Everything keeps you up at night, do you even sleep?
What website do you make your connection boards on
Miro
Can I be your little mushroom boi? 🍄
the giant formation in the lake of rot is the foundation of the Raya Lucaria Academy. like it is literally built right on top of it.
What software is she using to create these info boards?
I had a long-ass comment about the lake of rot and the concept of prophecies in GRRM's books and how his ideas on the nature of prophecies might impact ER and the actions taken by certain characters, and how they might have brought about the very thing they were trying to prevent, but it was too long apparently so here's a shorter version. An example of this are the Blue Dancer aka the fairy of River Siofra and the blind swordsman sealed the god of rot, only for the lake of rot to become such a stagnant, fetid pool of rot that it surpasses any other example of rot seen elsewhere, and is in fact slowly seeping into the clean flowing waters through the Grand Cloister, spreading through the lands between via the "clean" water supplies. We know they are polluted because of the melted mushroom, which is stated to only grow in rot-corrupted lands or something similar, yet we only find it in the Siofra river areas below Nokron and the Ainsel River areas leading to Nokstella. By containing the God of Rot in the underground area below Raya Lucaria, in an act that we are lead to believe was done with the best of intentions, these 2 have paved the way for the Rot to infect the entire lands between, and bring about an age of rot so profound that the eventual age of abundance that will emerge from it will bear little to no resemblance to the past ages we see throughout the game, as their marks on the historical record look set to be completely erased, if what's left of Caelid is any indication.
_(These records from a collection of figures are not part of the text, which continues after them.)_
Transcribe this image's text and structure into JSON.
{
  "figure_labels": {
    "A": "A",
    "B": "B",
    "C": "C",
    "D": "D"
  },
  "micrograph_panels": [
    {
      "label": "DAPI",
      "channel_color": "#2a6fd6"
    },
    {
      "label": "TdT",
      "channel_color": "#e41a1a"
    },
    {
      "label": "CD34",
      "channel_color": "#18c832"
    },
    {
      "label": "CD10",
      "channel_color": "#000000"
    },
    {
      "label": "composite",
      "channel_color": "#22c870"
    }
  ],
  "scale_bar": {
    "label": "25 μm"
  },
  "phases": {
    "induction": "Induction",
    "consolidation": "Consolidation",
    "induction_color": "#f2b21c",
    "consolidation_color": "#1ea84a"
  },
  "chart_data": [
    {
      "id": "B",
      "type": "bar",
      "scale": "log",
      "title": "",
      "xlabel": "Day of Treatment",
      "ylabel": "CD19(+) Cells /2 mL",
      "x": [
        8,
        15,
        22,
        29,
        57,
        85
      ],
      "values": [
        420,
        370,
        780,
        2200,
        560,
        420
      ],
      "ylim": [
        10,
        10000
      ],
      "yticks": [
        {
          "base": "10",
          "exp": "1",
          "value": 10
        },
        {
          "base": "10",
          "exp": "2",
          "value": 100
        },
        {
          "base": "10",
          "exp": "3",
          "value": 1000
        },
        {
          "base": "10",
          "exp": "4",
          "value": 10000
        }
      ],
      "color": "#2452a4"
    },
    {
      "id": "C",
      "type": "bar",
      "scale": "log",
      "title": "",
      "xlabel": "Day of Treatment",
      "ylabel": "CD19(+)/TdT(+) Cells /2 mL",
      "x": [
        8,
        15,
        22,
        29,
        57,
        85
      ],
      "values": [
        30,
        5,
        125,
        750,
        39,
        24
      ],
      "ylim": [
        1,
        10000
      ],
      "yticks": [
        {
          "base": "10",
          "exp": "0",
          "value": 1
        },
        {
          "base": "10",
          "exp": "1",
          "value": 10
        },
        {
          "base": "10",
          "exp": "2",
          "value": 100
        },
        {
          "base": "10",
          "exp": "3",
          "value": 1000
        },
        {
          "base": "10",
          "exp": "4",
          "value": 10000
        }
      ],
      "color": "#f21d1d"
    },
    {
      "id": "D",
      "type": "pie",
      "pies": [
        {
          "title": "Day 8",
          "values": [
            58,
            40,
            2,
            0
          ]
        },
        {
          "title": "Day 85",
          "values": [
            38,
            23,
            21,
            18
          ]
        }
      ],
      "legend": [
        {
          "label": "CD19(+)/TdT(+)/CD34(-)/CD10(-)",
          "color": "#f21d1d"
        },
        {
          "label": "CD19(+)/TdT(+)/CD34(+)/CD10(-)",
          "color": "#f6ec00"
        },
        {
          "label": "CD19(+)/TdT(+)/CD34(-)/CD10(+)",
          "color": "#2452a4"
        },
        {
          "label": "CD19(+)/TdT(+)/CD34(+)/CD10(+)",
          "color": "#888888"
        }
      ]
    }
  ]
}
on a semi related note, does anyone have any thoughts on the white "trees" with the little round bulbs sticking out of their "branches" that are growing in the lake of rot? If you look closely, at their base there is a fairly large pile of bones being absorbed into it, and given their rather fleshy appearance, it almost looks like they're born from the skin and muscle of the bodies that have gathered at its base. Basically, freaky alien flesh trees that grow from mass graves that are exposed to the rot, particularly the concentrated rot found only in the lake, as I don't recall seeing these trees elsewhere, despite piles of dead bodies being a common feature in Caelid these days
I have the same problem with you that I have with preston jacobs and his asoiaf stuff in that it becomes really hard to take other people's lore analysis seriously after watching your stuff lol
Maybe you just meant the regular servants of rot, but I don't think there are any mushroom lords in the game. I think the mushroom guys in caelid are just the regular ones.
I remember you talking about Gowry in your last video and how you think he's basically a good person, but while you've convinced me of rot not being evil, I don't think I'm persuaded the same is true of Gowry. I see him as more of a Gideon than a Hewg. It's true that killing Millicent doesn't do permanent damage because she'll just come back to life, but the fact that Gowry is willing to kill her and destroy her psychologically so she can become a better warrior seems pretty irredeemable to me haha.
i like the idea that the greattree dies not because of some cataclysmic event, but because the mycelium it used to feed itself was sealed away with the rot god by the blind swordsman. And the reason the age of plenty came to an end also makes sense this way - either by the grafting theory or by invoking a lack of mycelium to feed the erdtree properly.
i imagine that the enormous chunk of glintstone above the lake of rot is why sorcerers set up base in Liurnia. the glintstone could've come from a comet (or any other space rock really) that may have carried a chitinous scorpion harboring pure rot from the stinger.
and that's why Liurnia's sinking; the comet likely made a crater in which the rot god could nestle, but the glintstone remained above the crater somehow (maybe the rot god used gravity magic). but it's sinking bc even after the rot god was killed, there still remained an enormous lake of rot in which it made home. rot eats at the foundations of Raya Lucaria, and Rennala just mopes in her chambers.